Why Can’t We Just Be Funny?
By Jake Kroeger on August 22, 2011
Unbeknownst to many people, there’s a war of sorts in the world of comedy. Two factions, “alternative” and “mainstream”, stand more opposed every night, ever jealous and judgmental of each other and the way they get their laughs. Mainstream refers to to the traditional sensibility of comedy in regards of how to write/produce/perform it and alternative meaning ignoring traditions and going for something new. Many performers, writers, etc. cannot reconcile their differences and take sides. As comedy is an art form, that’s especially reliant on the subjectivity of its consumer; This war has been ongoing since for decades with acts like Lenny Bruce and Andy Kaufman rejecting the idea of “Catskills” comedy in order to make people laugh.
Lenny Bruce “All Alone”
In fact, there’s virtually a wall separating them, erected mostly by marketing companies, agencies, etc. where some members of either faction judge each other in their own snobbish way, arms always folded, whispering to their cohorts, “Again with this fucking guy and his stupid 80’s TV reference puns?” or just covering their face in shame during a joke about how Asians still can’t drive. Accusations constantly fly over this metaphorical Berlin Wall of comedy, “That only works for that crowd,” or “you can’t play that room with that act.” Fortunately, most of the English speaking population isn’t aware of any such war happening at all. Most people just see something that’s funny to them, with no regard to whether it’s alternative or mainstream comedy, and give into the involuntary human reaction of laughter.
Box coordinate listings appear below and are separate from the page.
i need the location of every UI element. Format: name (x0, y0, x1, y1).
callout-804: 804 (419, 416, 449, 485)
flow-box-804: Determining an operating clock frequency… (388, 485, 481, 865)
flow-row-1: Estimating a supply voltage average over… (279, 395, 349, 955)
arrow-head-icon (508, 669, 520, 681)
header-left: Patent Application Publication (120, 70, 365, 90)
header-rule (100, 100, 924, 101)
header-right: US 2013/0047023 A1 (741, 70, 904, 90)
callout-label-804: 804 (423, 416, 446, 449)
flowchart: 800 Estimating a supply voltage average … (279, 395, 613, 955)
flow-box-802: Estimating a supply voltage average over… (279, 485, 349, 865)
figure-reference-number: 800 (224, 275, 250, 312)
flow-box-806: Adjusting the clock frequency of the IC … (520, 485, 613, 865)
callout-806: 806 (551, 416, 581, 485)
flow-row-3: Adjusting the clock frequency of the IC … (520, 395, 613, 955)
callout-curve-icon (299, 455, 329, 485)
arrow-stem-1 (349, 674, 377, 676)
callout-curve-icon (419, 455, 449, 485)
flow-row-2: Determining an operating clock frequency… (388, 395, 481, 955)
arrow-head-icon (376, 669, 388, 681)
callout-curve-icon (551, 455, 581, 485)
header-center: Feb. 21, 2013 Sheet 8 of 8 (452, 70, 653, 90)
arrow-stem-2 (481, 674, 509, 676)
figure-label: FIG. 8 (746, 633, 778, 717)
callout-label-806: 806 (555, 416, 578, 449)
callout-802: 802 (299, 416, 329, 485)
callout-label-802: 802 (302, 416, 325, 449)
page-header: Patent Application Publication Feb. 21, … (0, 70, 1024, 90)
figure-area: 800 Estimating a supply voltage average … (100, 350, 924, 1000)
Making people laugh is what the most staunch supporters of either side often fail to recognize. Thus, the further entrenched both sides become when all they’re really doing is dashing their chances to be seen by more people. Kyle Kinane has a large, dedicated following of hipsters and comedy nerds while Bill Burr, who’s about to play Carnegie Hall and appear on Letterman, gets to play to a broad audience when either could be appreciated by either side.
With all of that in mind, the truth is that there is really no such thing as alternative or mainstream comedy. As said before, those labels are largely made up. Funny is funny. The difference between the two is largely made up based on someone’s perception of what will make a specific demographic laugh. Though determining what’s funny is completely a subjective endeavor, just because someone doesn’t do jokes or someone delves into a flurry of rape jokes shouldn’t make them one or the other. If their material/performance/sketches/films/blogs are making people laugh on a regular and frequent basis, the only qualifier that need apply is funny.
Don Rickles on the Late Late Show with Craig Ferguson
One of the oldest working comedians today, Don Rickles, is still largely appreciated across the board, especially among comedians, for what he does. Technically, Rickles is considered to be a mainstream comedian from his days on Dean Martin’s Roasts, but even the weirdest comedians can and will laugh at Rickles insulting Craig Ferguson on the Late Late Show.
Sam Kinison’s First Appearance on Letterman
In Sam Kinison’s first appearance on Letterman, he donned a black trenchcoat and a very solemn face as he took the stage, nothing reminiscent of the rock star persona he adopted later, and preceded to do crowd work. In fact, he yelled at a man in the crowd. Technically, that’s a very alternative comedy act, but Sam Kinison can hardly be described as “alternative”. He was just damn funny to a whole bunch of people. The same can be said of Monty Python and the Holy Grail and how many people repeatedly watch it to laugh no matter how absurd and tangential the movie got.
Louis C.K. on Conan
The comedy concert film Tell Your Friends, which is really a showcase of what, again, can be called alternative comedy, has a number of comedians further explain that the “alternative” label is made up. In the film, performances come from Reggie Watts and Kurt Braunohler & Kristen Schaal, who have been on TV regularly. Watts has appeared on Conan more than any other comedian since he’s moved to TBS and Schaal has had one of the funnier pieces on The Daily Show this year. Though more than just nontraditional comedy acts, they all got a chance and they’ve entertained literally millions of people.